ChamelIoT: a tightly- and loosely-coupled hardware-assisted OS framework for low-end IoT devices

Abstract

The evergrowing Internet of Things (IoT) ecosystem continues to impose new requirements and constraints on every device. At the edge, low-end devices are getting pressured by increasing workloads and stricter timing deadlines while simultaneously are desired to minimize their power consumption, form factor, and memory footprint. Field-Programmable Gate Arrays (FPGAs) emerge as a possible solution for the increasing demands of the IoT. Reconfigurable IoT platforms enable the offloading of software tasks to hardware, enhancing their performance and determinism. This paper presents ChamelIoT, an agnostic hardware operating systems (OSes) framework for reconfigurable IoT devices. The framework provides hardware acceleration for kernel services of different IoT OSes by leveraging the RISC-V open-source instruction set architecture (ISA).
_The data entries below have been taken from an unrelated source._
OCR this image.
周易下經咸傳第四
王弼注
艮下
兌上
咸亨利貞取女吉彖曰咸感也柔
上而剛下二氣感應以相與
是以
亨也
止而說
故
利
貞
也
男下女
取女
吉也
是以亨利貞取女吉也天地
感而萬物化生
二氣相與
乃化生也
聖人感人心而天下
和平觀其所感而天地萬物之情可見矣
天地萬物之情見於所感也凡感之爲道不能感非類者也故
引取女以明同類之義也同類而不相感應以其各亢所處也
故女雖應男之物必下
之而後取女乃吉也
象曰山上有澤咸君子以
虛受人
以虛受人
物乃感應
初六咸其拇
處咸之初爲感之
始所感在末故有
The ChamelIoT hardware accelerator can be deployed in a tightly- or loosely-coupled approach and implements the following kernel services: thread management, scheduling, synchronization mechanisms, and inter-process communication (IPC). ChamelIoT allows developers to run unmodified applications of three well-established OSes, RIOT, Zephyr, and FreeRTOS. The experiments conducted on both coupling approaches consisted of microbenchmarks to measure the API latency, the Thread Metric benchmark suite to evaluated the system performance, and tests to the FPGA resource consumption. The results show that the latency can be reduced up to 92.65% and 89.14% for the tightly- and loosely-coupled approaches, respectively, the jitter removed, and the execution performance increased by 199.49% and 184.85% for both approaches.